According to IEA estimates, in May, oil exporting countries fulfilled the terms of the OPEC + agreement by 88%. At the same time, in June, the volume of transaction execution exceeded the target level and amounted to 108%.

“Given that global supply is constrained by the OPEC + mechanism, the oil market is entering a phase of gradual balancing. If we assume that in July-August demand will recover by about 5% per month, then by the end of summer a shortage of 1-1.5 million barrels per day may form in the market. In the future, September-October, oil consumption may exceed the supply by 2-3.5 million barrels per day, ”said Anton Pokatovich, BCS Premier economist, RT.

Price recovery

According to the IEA, the situation with the coronavirus pandemic continues to pose certain risks for the global oil industry. Meanwhile, according to Alexei Kiriyenko, the expected deficit in the global raw materials market will accelerate the return of oil prices to pre-crisis levels.

Note that since the beginning of summer, the cost of Brent crude on the ICE exchange in London has grown by almost 20% and is currently trading near $ 42-43 per barrel. At the same time, by the end of the year, quotes may reach $ 50-60 per barrel, Kiriyenko believes.

As Alexander Koloskov, broker of QBF IR, noted in an interview with RT, the strengthening of oil prices should positively affect the dynamics of the Russian currency.
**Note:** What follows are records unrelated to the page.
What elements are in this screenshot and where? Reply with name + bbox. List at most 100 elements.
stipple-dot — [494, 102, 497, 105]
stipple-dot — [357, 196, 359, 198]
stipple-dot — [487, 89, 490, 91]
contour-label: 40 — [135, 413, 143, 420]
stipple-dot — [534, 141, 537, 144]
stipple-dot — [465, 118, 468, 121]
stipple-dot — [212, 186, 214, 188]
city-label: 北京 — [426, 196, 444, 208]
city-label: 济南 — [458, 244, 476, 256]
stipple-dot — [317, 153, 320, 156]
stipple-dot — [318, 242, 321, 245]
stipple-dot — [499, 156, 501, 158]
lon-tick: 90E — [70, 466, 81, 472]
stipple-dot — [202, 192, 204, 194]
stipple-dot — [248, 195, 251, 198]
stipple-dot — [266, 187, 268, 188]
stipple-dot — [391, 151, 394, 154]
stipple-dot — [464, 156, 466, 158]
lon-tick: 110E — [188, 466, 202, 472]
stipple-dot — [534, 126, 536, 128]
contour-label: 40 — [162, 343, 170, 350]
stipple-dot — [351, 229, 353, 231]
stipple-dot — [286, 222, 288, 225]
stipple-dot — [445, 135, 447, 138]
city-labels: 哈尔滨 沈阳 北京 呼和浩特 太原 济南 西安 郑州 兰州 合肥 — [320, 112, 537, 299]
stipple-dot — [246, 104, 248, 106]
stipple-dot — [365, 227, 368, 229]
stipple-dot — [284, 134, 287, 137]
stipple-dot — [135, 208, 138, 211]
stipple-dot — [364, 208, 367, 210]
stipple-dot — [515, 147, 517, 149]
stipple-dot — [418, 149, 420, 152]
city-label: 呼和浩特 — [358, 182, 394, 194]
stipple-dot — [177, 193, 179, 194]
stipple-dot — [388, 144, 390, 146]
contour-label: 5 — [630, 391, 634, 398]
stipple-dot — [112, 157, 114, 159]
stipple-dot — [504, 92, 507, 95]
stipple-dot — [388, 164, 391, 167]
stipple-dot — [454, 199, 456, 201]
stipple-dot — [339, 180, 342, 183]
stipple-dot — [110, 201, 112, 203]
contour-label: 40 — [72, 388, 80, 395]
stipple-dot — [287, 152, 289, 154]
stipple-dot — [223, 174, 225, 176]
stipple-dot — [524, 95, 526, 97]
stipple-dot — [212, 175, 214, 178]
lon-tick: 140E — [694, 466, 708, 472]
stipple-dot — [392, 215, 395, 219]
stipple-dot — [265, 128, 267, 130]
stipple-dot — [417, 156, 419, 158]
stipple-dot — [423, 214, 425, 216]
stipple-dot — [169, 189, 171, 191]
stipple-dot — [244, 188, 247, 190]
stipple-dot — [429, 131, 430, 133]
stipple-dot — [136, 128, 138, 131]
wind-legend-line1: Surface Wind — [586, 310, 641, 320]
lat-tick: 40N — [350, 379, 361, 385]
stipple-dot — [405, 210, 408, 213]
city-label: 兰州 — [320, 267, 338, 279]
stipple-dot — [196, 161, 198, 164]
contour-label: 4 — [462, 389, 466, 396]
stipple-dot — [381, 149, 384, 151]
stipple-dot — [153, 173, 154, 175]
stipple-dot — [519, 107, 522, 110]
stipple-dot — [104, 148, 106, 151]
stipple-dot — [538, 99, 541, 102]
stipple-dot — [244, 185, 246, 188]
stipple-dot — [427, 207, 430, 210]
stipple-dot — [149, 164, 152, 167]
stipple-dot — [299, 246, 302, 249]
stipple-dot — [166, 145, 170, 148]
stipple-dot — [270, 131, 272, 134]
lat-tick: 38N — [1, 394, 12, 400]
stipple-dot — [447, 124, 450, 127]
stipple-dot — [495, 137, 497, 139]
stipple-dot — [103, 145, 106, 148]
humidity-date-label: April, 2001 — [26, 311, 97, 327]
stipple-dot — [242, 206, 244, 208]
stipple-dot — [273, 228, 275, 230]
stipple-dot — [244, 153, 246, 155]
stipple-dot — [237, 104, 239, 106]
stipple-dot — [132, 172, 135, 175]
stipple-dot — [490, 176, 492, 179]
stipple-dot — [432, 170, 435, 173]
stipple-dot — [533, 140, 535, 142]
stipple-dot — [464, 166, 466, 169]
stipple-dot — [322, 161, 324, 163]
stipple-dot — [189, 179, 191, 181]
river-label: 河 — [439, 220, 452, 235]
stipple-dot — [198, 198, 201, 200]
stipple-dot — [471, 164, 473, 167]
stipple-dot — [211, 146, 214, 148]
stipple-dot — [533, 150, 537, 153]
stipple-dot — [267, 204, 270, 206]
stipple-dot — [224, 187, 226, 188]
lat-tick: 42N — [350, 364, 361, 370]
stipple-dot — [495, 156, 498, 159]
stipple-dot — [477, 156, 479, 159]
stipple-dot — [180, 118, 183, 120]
According to experts, in these conditions, the dollar exchange rate by the end of the year is able to fall again to 65 rubles.
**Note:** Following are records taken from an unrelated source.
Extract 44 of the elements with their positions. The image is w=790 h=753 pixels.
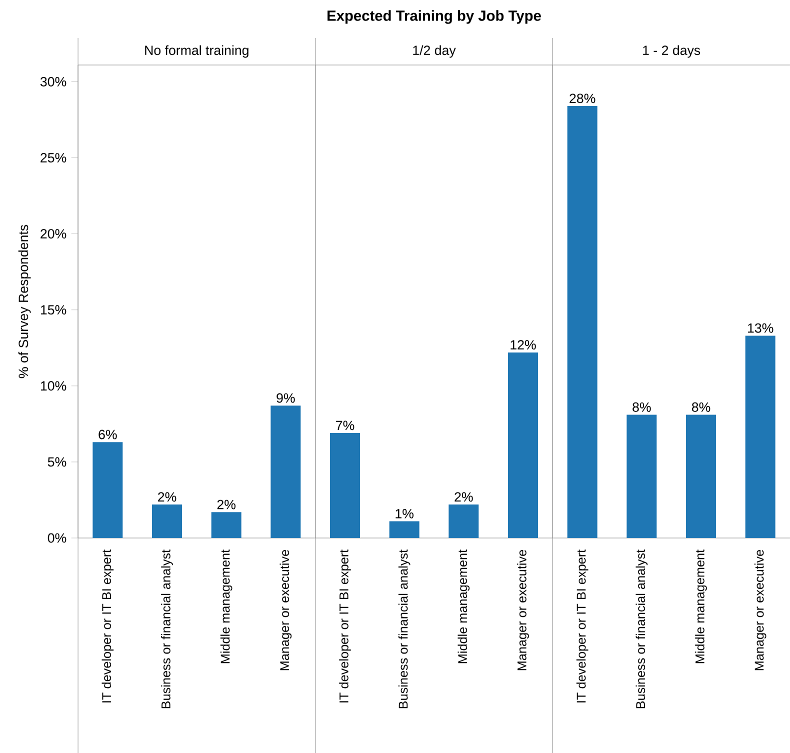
x-tick-label: Manager or executive xyxy=(754,550,766,670)
x-tick-label: IT developer or IT BI expert xyxy=(339,549,351,702)
data-label: 28% xyxy=(570,94,596,104)
x-tick-label: Manager or executive xyxy=(280,550,292,670)
data-label: 9% xyxy=(276,393,295,403)
bar xyxy=(330,433,360,538)
y-tick-label: 5% xyxy=(48,457,66,467)
x-tick-label: Business or financial analyst xyxy=(161,549,173,708)
bar xyxy=(211,512,242,538)
bar xyxy=(152,504,182,538)
bar xyxy=(92,442,123,538)
y-tick-label: 20% xyxy=(40,229,66,239)
x-tick-label: IT developer or IT BI expert xyxy=(576,549,588,702)
data-label: 8% xyxy=(692,402,710,412)
data-label: 2% xyxy=(454,492,473,502)
data-label: 6% xyxy=(98,430,117,440)
data-label: 2% xyxy=(158,492,176,502)
x-tick-label: Business or financial analyst xyxy=(636,549,648,708)
data-label: 13% xyxy=(748,323,774,333)
x-tick-label: Middle management xyxy=(220,549,232,664)
x-tick-label: IT developer or IT BI expert xyxy=(102,549,114,702)
bar xyxy=(270,406,301,538)
data-label: 8% xyxy=(632,402,651,412)
data-label: 7% xyxy=(336,420,354,430)
bar xyxy=(389,521,420,538)
chart-subtitle: 1/2 day xyxy=(413,45,456,58)
data-label: 1% xyxy=(396,508,414,518)
data-label: 2% xyxy=(217,500,236,510)
x-tick-label: Middle management xyxy=(695,549,707,664)
x-tick-label: Manager or executive xyxy=(517,550,529,670)
y-tick-label: 15% xyxy=(40,305,66,315)
y-tick-label: 30% xyxy=(40,77,66,86)
y-tick-label: 10% xyxy=(40,381,66,391)
x-tick-label: Middle management xyxy=(458,549,470,664)
bar xyxy=(448,504,479,538)
data-label: 12% xyxy=(510,340,536,350)
chart-subtitle: 1 - 2 days xyxy=(643,45,700,58)
chart-subtitle: No formal training xyxy=(145,45,248,58)
x-tick-label: Business or financial analyst xyxy=(398,549,410,708)
y-tick-label: 25% xyxy=(40,153,66,162)
chart-title: Expected Training by Job Type xyxy=(328,10,541,24)
y-axis-title: % of Survey Respondents xyxy=(18,224,31,378)
bar xyxy=(508,352,538,538)
y-tick-label: 0% xyxy=(48,533,66,543)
In addition, an increase in oil prices will support the Russian budget as the country's economy recovers. This point of view in an interview with RT was expressed by Georgy Ostapkovich, Director of the Center for Market Studies of the Institute for Statistical Studies and Economics of Knowledge, Higher School of Economics.

Recall that as of 2020, the Russian budget has a basic oil price of $ 42.4 per barrel. Under the budget rule, if commodity quotes fall below this mark, lost oil and gas revenues are compensated for at the expense of the National Wealth Fund (NWF). If the cost of raw materials on the market rises above this indicator, excess profits, on the contrary, are sent to the NWF.

“Raising the price of oil above $ 42.4 per barrel is a positive factor for the budget. If the price reaches $ 50, only $ 10 below the average in 2019, this will provide additional opportunities for the treasury. It will be possible to increase expenditures on supporting the economy, and reduce the deficit, which is projected at 4-5% of GDP this year, and begin to balance the budget, ”concluded Ostapkovich.